Mesenchymal stromal cell extracellular vesicles reduce Pseudomonas biofilm formation, and let-7b-5p loading confers additional anti-inflammatory effects.

Abstract

Cystic fibrosis (CF) is a multiorgan disease caused by mutations in the Cystic Fibrosis Transmembrane Conductance Regulator (CFTR) gene, leading to chronic pulmonary infections and hyperinflammation. Among pathogens colonizing the CF lung, Pseudomonas aeruginosa is predominant, infecting over 50% of adults with CF, and becoming antibiotic-resistant over time. Current therapies for CF, while providing tremendous benefits, fail to eliminate persistent bacterial infections, chronic inflammation, and irreversible lung damage, necessitating novel therapeutic strategies. Our group engineered mesenchymal stromal cell-derived extracellular vesicles (MSC EVs) to carry the microRNA let-7b-5p as a dual anti-infective and anti-inflammatory treatment. MSC EVs are low-immunogenicity platforms with innate antimicrobial and immunomodulatory properties, whereas let-7b-5p reduces inflammation.
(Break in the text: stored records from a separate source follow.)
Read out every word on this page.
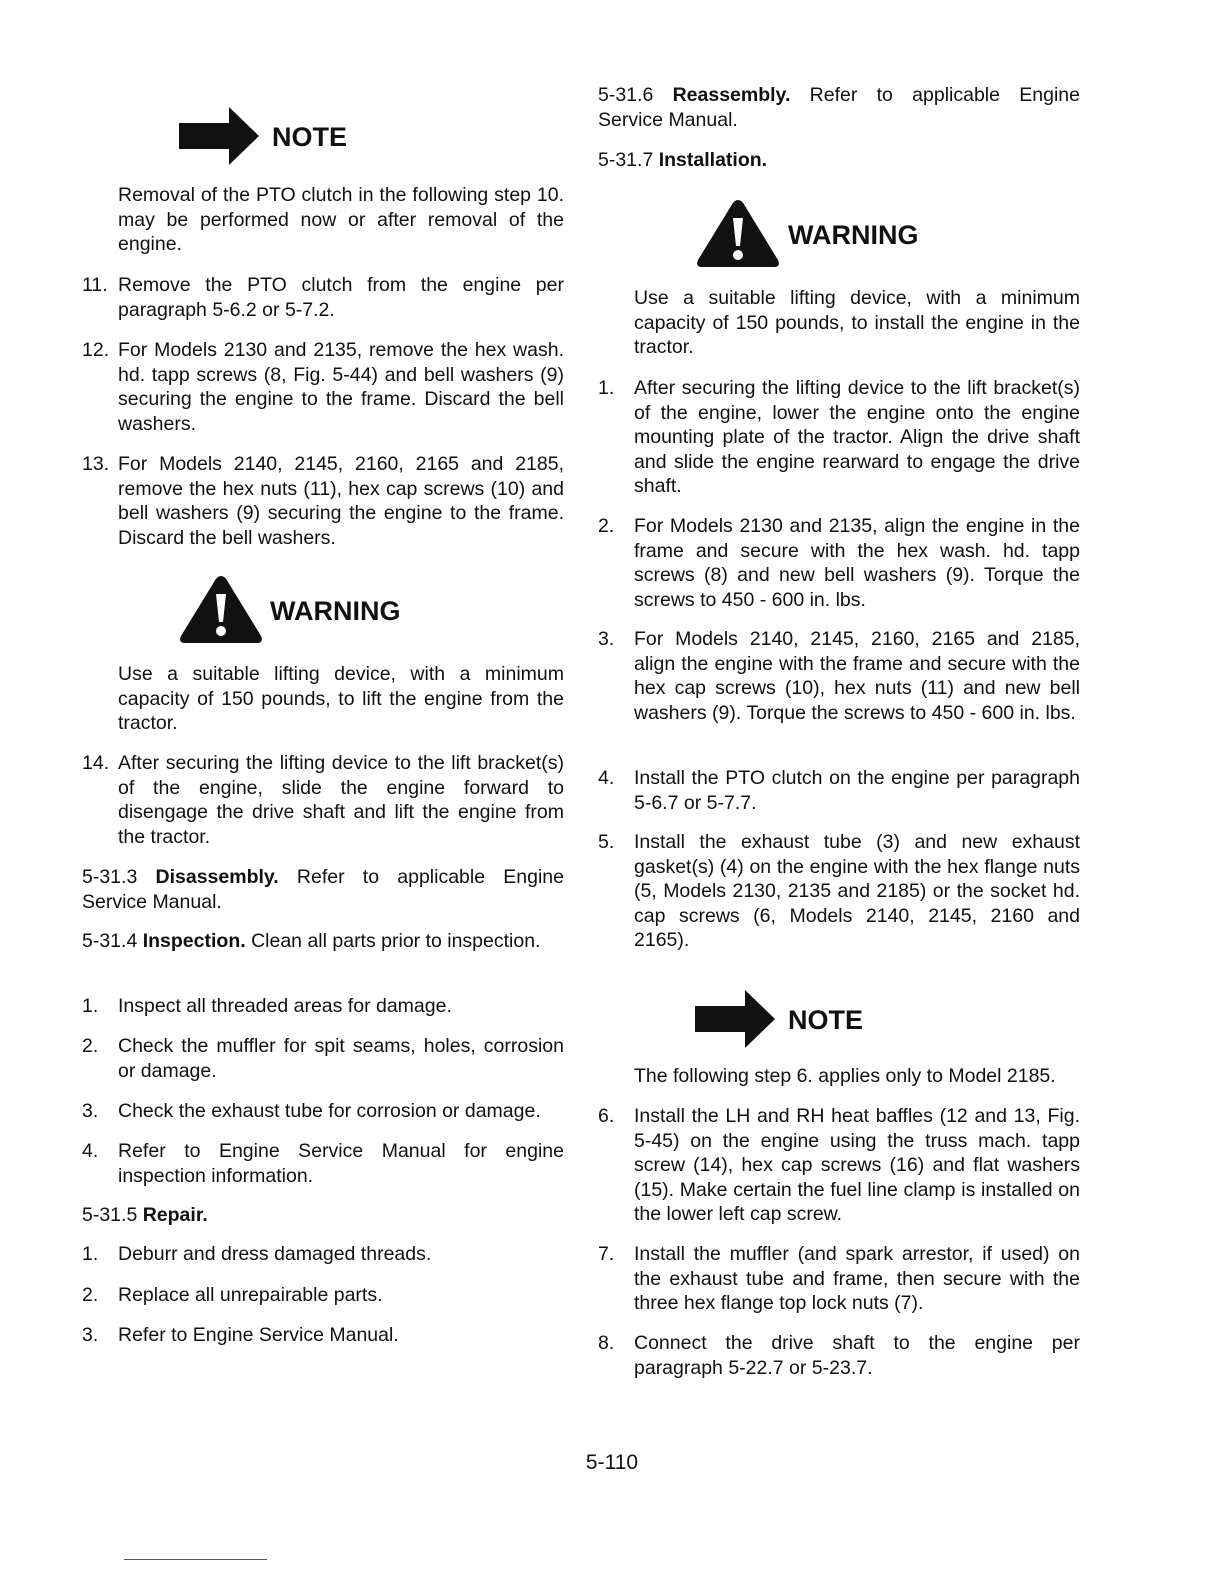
NOTE
Removal of the PTO clutch in the following step 10. may be performed now or after removal of the engine.
11. Remove the PTO clutch from the engine per paragraph 5-6.2 or 5-7.2.
12. For Models 2130 and 2135, remove the hex wash. hd. tapp screws (8, Fig. 5-44) and bell washers (9) securing the engine to the frame. Discard the bell washers.
13. For Models 2140, 2145, 2160, 2165 and 2185, remove the hex nuts (11), hex cap screws (10) and bell washers (9) securing the engine to the frame. Discard the bell washers.
WARNING
Use a suitable lifting device, with a minimum capacity of 150 pounds, to lift the engine from the tractor.
14. After securing the lifting device to the lift bracket(s) of the engine, slide the engine forward to disengage the drive shaft and lift the engine from the tractor.
5-31.3 Disassembly. Refer to applicable Engine Service Manual.
5-31.4 Inspection. Clean all parts prior to inspection.
1. Inspect all threaded areas for damage.
2. Check the muffler for spit seams, holes, corrosion or damage.
3. Check the exhaust tube for corrosion or damage.
4. Refer to Engine Service Manual for engine inspection information.
5-31.5 Repair.
1. Deburr and dress damaged threads.
2. Replace all unrepairable parts.
3. Refer to Engine Service Manual.
5-31.6 Reassembly. Refer to applicable Engine Service Manual.
5-31.7 Installation.
WARNING
Use a suitable lifting device, with a minimum capacity of 150 pounds, to install the engine in the tractor.
1. After securing the lifting device to the lift bracket(s) of the engine, lower the engine onto the engine mounting plate of the tractor. Align the drive shaft and slide the engine rearward to engage the drive shaft.
2. For Models 2130 and 2135, align the engine in the frame and secure with the hex wash. hd. tapp screws (8) and new bell washers (9). Torque the screws to 450 - 600 in. lbs.
3. For Models 2140, 2145, 2160, 2165 and 2185, align the engine with the frame and secure with the hex cap screws (10), hex nuts (11) and new bell washers (9). Torque the screws to 450 - 600 in. lbs.
4. Install the PTO clutch on the engine per paragraph 5-6.7 or 5-7.7.
5. Install the exhaust tube (3) and new exhaust gasket(s) (4) on the engine with the hex flange nuts (5, Models 2130, 2135 and 2185) or the socket hd. cap screws (6, Models 2140, 2145, 2160 and 2165).
NOTE
The following step 6. applies only to Model 2185.
6. Install the LH and RH heat baffles (12 and 13, Fig. 5-45) on the engine using the truss mach. tapp screw (14), hex cap screws (16) and flat washers (15). Make certain the fuel line clamp is installed on the lower left cap screw.
7. Install the muffler (and spark arrestor, if used) on the exhaust tube and frame, then secure with the three hex flange top lock nuts (7).
8. Connect the drive shaft to the engine per paragraph 5-22.7 or 5-23.7.
5-110
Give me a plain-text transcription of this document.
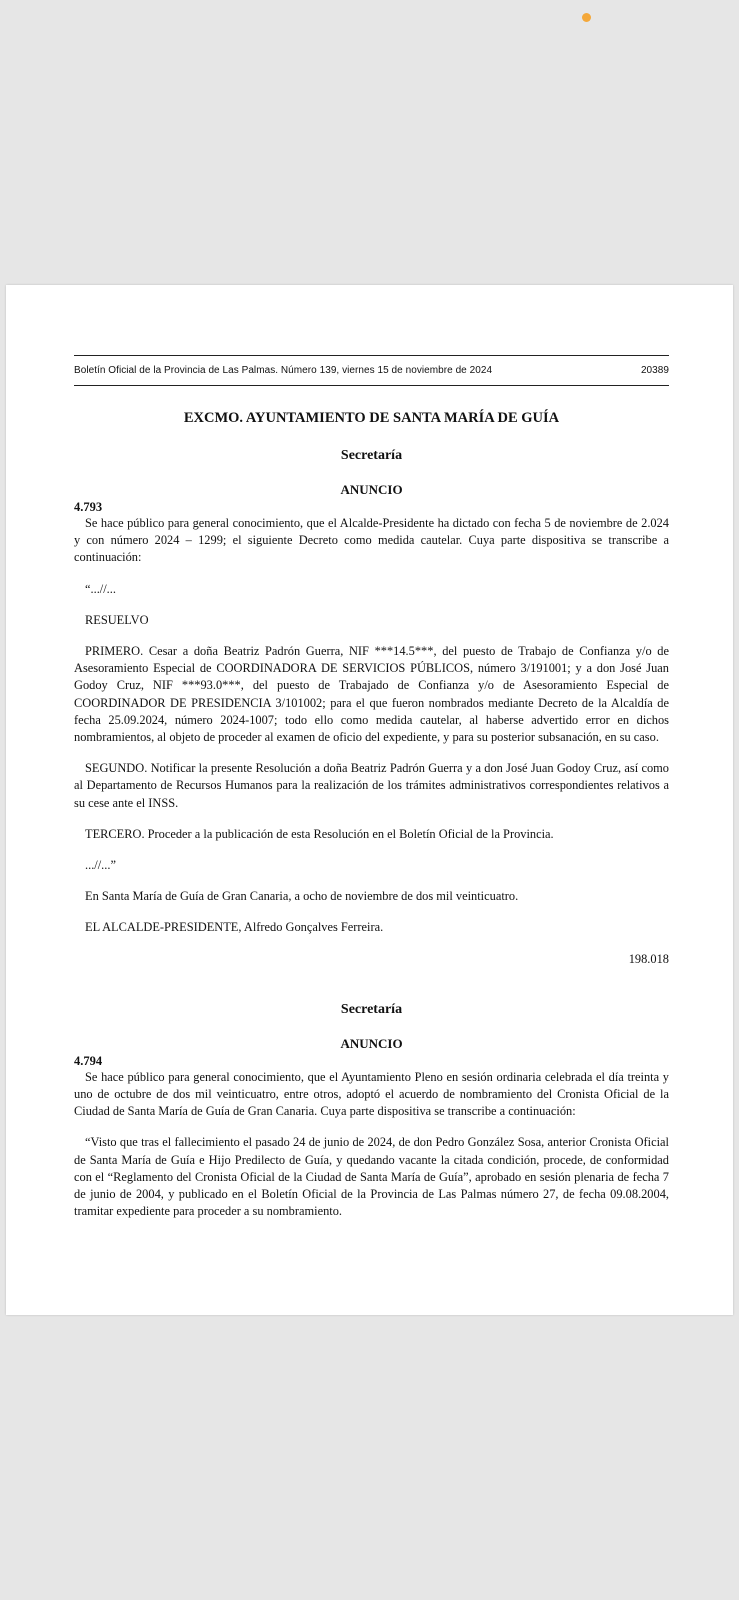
Boletín Oficial de la Provincia de Las Palmas. Número 139, viernes 15 de noviembre de 2024	20389
EXCMO. AYUNTAMIENTO DE SANTA MARÍA DE GUÍA
Secretaría
ANUNCIO
4.793

Se hace público para general conocimiento, que el Alcalde-Presidente ha dictado con fecha 5 de noviembre de 2.024 y con número 2024 – 1299; el siguiente Decreto como medida cautelar. Cuya parte dispositiva se transcribe a continuación:

“...//...

RESUELVO

PRIMERO. Cesar a doña Beatriz Padrón Guerra, NIF ***14.5***, del puesto de Trabajo de Confianza y/o de Asesoramiento Especial de COORDINADORA DE SERVICIOS PÚBLICOS, número 3/191001; y a don José Juan Godoy Cruz, NIF ***93.0***, del puesto de Trabajado de Confianza y/o de Asesoramiento Especial de COORDINADOR DE PRESIDENCIA 3/101002; para el que fueron nombrados mediante Decreto de la Alcaldía de fecha 25.09.2024, número 2024-1007; todo ello como medida cautelar, al haberse advertido error en dichos nombramientos, al objeto de proceder al examen de oficio del expediente, y para su posterior subsanación, en su caso.

SEGUNDO. Notificar la presente Resolución a doña Beatriz Padrón Guerra y a don José Juan Godoy Cruz, así como al Departamento de Recursos Humanos para la realización de los trámites administrativos correspondientes relativos a su cese ante el INSS.

TERCERO. Proceder a la publicación de esta Resolución en el Boletín Oficial de la Provincia.

...//...”

En Santa María de Guía de Gran Canaria, a ocho de noviembre de dos mil veinticuatro.

EL ALCALDE-PRESIDENTE, Alfredo Gonçalves Ferreira.

198.018
Secretaría
ANUNCIO
4.794

Se hace público para general conocimiento, que el Ayuntamiento Pleno en sesión ordinaria celebrada el día treinta y uno de octubre de dos mil veinticuatro, entre otros, adoptó el acuerdo de nombramiento del Cronista Oficial de la Ciudad de Santa María de Guía de Gran Canaria. Cuya parte dispositiva se transcribe a continuación:

“Visto que tras el fallecimiento el pasado 24 de junio de 2024, de don Pedro González Sosa, anterior Cronista Oficial de Santa María de Guía e Hijo Predilecto de Guía, y quedando vacante la citada condición, procede, de conformidad con el “Reglamento del Cronista Oficial de la Ciudad de Santa María de Guía”, aprobado en sesión plenaria de fecha 7 de junio de 2004, y publicado en el Boletín Oficial de la Provincia de Las Palmas número 27, de fecha 09.08.2004, tramitar expediente para proceder a su nombramiento.
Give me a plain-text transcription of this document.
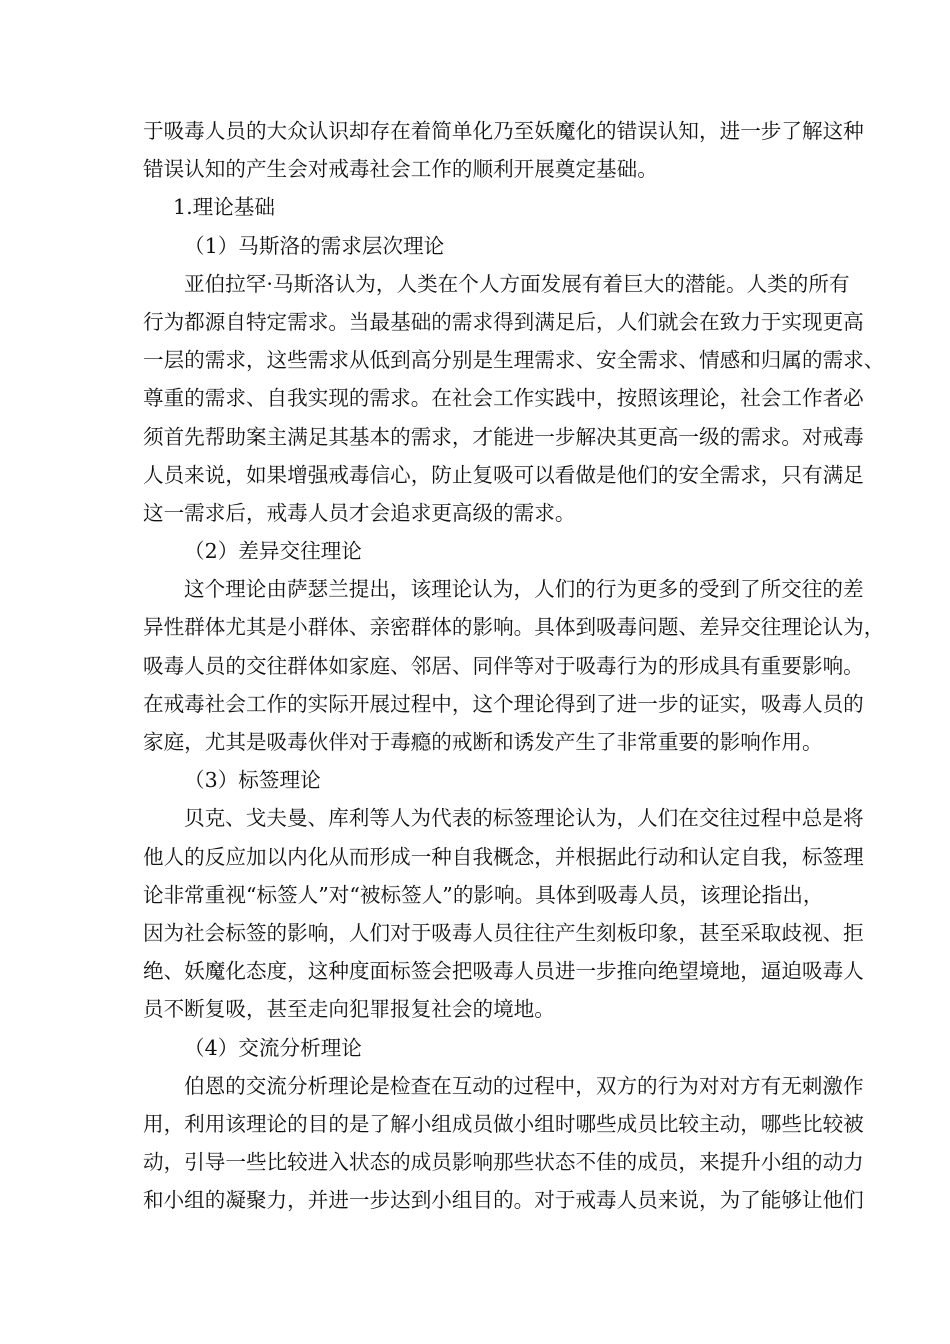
于吸毒人员的大众认识却存在着简单化乃至妖魔化的错误认知，进一步了解这种
错误认知的产生会对戒毒社会工作的顺利开展奠定基础。
1.理论基础
（1）马斯洛的需求层次理论
亚伯拉罕·马斯洛认为，人类在个人方面发展有着巨大的潜能。人类的所有
行为都源自特定需求。当最基础的需求得到满足后，人们就会在致力于实现更高
一层的需求，这些需求从低到高分别是生理需求、安全需求、情感和归属的需求、
尊重的需求、自我实现的需求。在社会工作实践中，按照该理论，社会工作者必
须首先帮助案主满足其基本的需求，才能进一步解决其更高一级的需求。对戒毒
人员来说，如果增强戒毒信心，防止复吸可以看做是他们的安全需求，只有满足
这一需求后，戒毒人员才会追求更高级的需求。
（2）差异交往理论
这个理论由萨瑟兰提出，该理论认为，人们的行为更多的受到了所交往的差
异性群体尤其是小群体、亲密群体的影响。具体到吸毒问题、差异交往理论认为，
吸毒人员的交往群体如家庭、邻居、同伴等对于吸毒行为的形成具有重要影响。
在戒毒社会工作的实际开展过程中，这个理论得到了进一步的证实，吸毒人员的
家庭，尤其是吸毒伙伴对于毒瘾的戒断和诱发产生了非常重要的影响作用。
（3）标签理论
贝克、戈夫曼、库利等人为代表的标签理论认为，人们在交往过程中总是将
他人的反应加以内化从而形成一种自我概念，并根据此行动和认定自我，标签理
论非常重视“标签人”对“被标签人”的影响。具体到吸毒人员，该理论指出，
因为社会标签的影响，人们对于吸毒人员往往产生刻板印象，甚至采取歧视、拒
绝、妖魔化态度，这种度面标签会把吸毒人员进一步推向绝望境地，逼迫吸毒人
员不断复吸，甚至走向犯罪报复社会的境地。
（4）交流分析理论
伯恩的交流分析理论是检查在互动的过程中，双方的行为对对方有无刺激作
用，利用该理论的目的是了解小组成员做小组时哪些成员比较主动，哪些比较被
动，引导一些比较进入状态的成员影响那些状态不佳的成员，来提升小组的动力
和小组的凝聚力，并进一步达到小组目的。对于戒毒人员来说，为了能够让他们
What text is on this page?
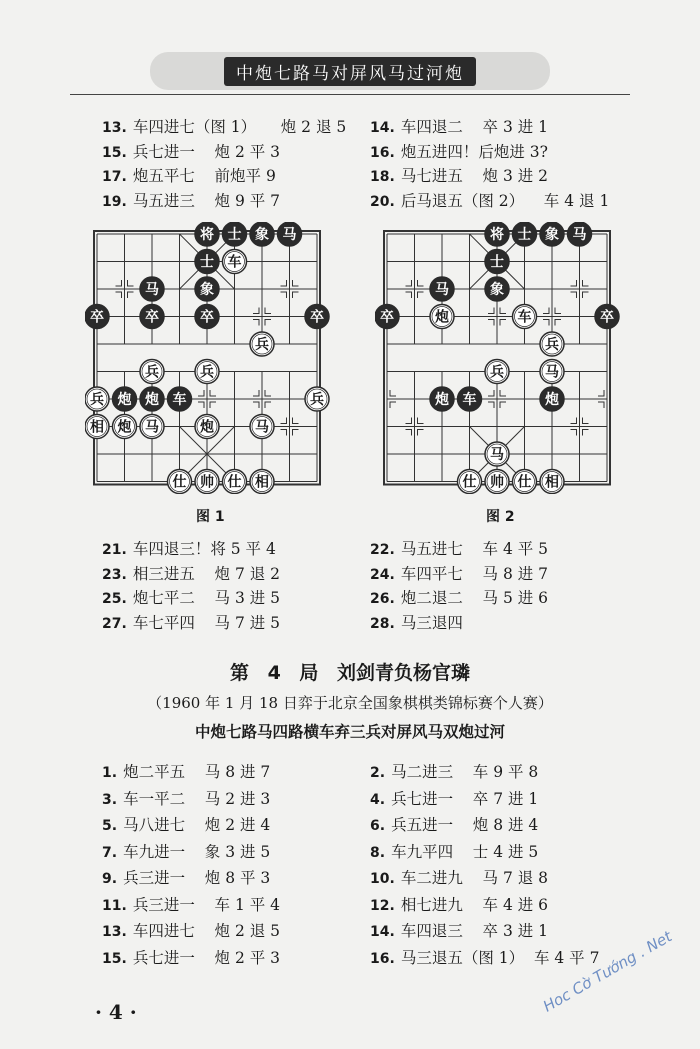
中炮七路马对屏风马过河炮
13. 车四进七（图 1）     炮 2 退 5 14. 车四退二    卒 3 进 1
15. 兵七进一    炮 2 平 3	16. 炮五进四！后炮进 3?
17. 炮五平七    前炮平 9	18. 马七进五    炮 3 进 2
19. 马五进三    炮 9 平 7	20. 后马退五（图 2）    车 4 退 1
将 士 象 马
士 车
马	象
卒	卒	卒	卒
兵
兵	兵
兵 炮 炮 车	兵
相 炮 马	炮	马
仕 帅 仕 相
图 1
将 士 象 马
士
马	象
卒	炮	车	卒
兵
兵	马
炮 车	炮
马
仕 帅 仕 相
图 2
21. 车四退三！将 5 平 4	22. 马五进七    车 4 平 5
23. 相三进五    炮 7 退 2	24. 车四平七    马 8 进 7
25. 炮七平二    马 3 进 5	26. 炮二退二    马 5 进 6
27. 车七平四    马 7 进 5	28. 马三退四
第 4 局 刘剑青负杨官璘
（1960 年 1 月 18 日弈于北京全国象棋棋类锦标赛个人赛）
中炮七路马四路横车弃三兵对屏风马双炮过河
1. 炮二平五    马 8 进 7	2. 马二进三    车 9 平 8
3. 车一平二    马 2 进 3	4. 兵七进一    卒 7 进 1
5. 马八进七    炮 2 进 4	6. 兵五进一    炮 8 进 4
7. 车九进一    象 3 进 5	8. 车九平四    士 4 进 5
9. 兵三进一    炮 8 平 3	10. 车二进九    马 7 退 8
11. 兵三进一    车 1 平 4	12. 相七进九    车 4 进 6
13. 车四进七    炮 2 退 5	14. 车四退三    卒 3 进 1
15. 兵七进一    炮 2 平 3	16. 马三退五（图 1）  车 4 平 7
· 4 ·	Hoc Cờ Tướng . Net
This study demonstrates that MSC EVs effectively blocked the formation of antibiotic-resistant P. aeruginosa biofilms on primary human bronchial epithelial cells (pHBECs), and let-7b-5p loading into MSC EVs conferred additional anti-inflammatory effects by reducing P. aeruginosa-induced IL-8 secretion by pHBECs. This approach holds promise for improving outcomes for people with CF, and future work will focus on optimizing delivery strategies and expanding the clinical applicability of MSC EVs to target other CF-associated pathogens.NEW & NOTEWORTHY This is the first study demonstrating that mesenchymal stromal cell extracellular vesicles (MSC EVs) block antibiotic-resistant P. aeruginosa biofilm formation and that let-7b-5p-loaded MSC EVs reduce inflammation in CF primary human bronchial epithelial cells.